The author’s reflections on individuality connect to his memories of how he grappled with his racial identity as a child. By discussing how he experienced rejection and betrayal by both Black and white peers, Abdul-Jabbar divulges that forming his identity as a Black American was a painful and confusing process. Being bullied by his Black classmates ruined the sense of belonging he wanted to feel in a school where, for the first time, he was not a racial minority. Meanwhile, being betrayed by his white best friend caused him to lose his “default trust in white people” and feel “warier, more suspicious” about the possibility of friendship with them (39). These discussions support the idea that Abdul-Jabbar had to foster a strong sense of individuality since, socially speaking, he did not fit neatly into either group. They also pave the way to Abdul-Jabbar’s discussions about how his racial identity later developed as he came of age during the civil rights movement.
Similarly, Abdul-Jabbar’s identity as a Catholic and his relationship with the church changed greatly over the course of his childhood. In revealing his early experiences with the Catholic faith, the author expands on the importance of Focusing on Ethics and Values and analyzes how religion shapes values. As a young boy attending a Catholic school, Abdul-Jabbar knew that “good boys didn’t question the church” and felt that doubting the church’s teachings was “heresy” (34). However, inwardly, the author began to question his faith when he endured vicious bullying at a Catholic boarding school and from local Catholic children in a nearby neighborhood. He couldn’t understand how these children could attend a Catholic church and “receive the same Christian lessons on loving your neighbor that [Abdul-Jabbar] got, yet be filled with such rage and hatred when they saw [him]” (34). Experiencing this vicious treatment from fellow Catholics led Abdul-Jabbar to conclude that there was “something broken in the church,” and this doubt only grew as he got older (34). By sharing his inner thoughts, which he could not express at the time, the author reveals that his seemingly sudden personal transformation and religious conversion had long been simmering under the surface.

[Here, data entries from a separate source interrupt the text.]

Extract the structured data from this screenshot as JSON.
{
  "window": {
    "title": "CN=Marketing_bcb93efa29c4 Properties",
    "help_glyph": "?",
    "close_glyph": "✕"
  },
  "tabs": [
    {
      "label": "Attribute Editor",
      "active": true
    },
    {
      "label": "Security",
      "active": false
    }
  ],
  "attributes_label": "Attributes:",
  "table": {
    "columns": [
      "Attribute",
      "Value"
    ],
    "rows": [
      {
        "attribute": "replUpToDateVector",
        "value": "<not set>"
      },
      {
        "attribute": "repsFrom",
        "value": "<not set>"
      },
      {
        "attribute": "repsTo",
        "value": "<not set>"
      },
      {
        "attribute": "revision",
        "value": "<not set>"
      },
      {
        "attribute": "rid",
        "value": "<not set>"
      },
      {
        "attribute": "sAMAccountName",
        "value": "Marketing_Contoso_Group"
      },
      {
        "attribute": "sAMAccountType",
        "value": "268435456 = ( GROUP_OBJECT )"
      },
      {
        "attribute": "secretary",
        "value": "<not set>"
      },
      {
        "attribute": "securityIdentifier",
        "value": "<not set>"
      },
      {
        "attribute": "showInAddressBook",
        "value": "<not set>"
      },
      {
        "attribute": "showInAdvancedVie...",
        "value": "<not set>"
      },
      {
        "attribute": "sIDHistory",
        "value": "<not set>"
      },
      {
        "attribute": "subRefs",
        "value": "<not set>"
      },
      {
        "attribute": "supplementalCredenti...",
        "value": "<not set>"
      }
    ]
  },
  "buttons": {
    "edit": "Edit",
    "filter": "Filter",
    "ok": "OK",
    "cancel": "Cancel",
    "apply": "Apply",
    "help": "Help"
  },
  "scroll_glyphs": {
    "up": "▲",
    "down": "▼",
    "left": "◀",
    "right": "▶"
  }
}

By sharing his burgeoning love of basketball and early experiences as a player, Abdul-Jabbar establishes his theme of The Importance of Practice and Hard Work. In the classroom, Abdul-Jabbar was mild-mannered and often picked on by bullies, but on the court, he felt confident and competent. He felt the basketball court was “a sanctuary.” The author connects this new-found confidence with his ability to work hard and build skills. He explains that “[he] discovered it didn’t matter if [he] was a great ball player because [he] could become one if [he] worked hard enough” (42). Abdul-Jabbar notes that he wasn’t an exceptional player when he first started out; however, he kept at the game with “determination and discipline” (42). Gradually, he began to stand out on the court and was offered several scholarships to high schools in New York.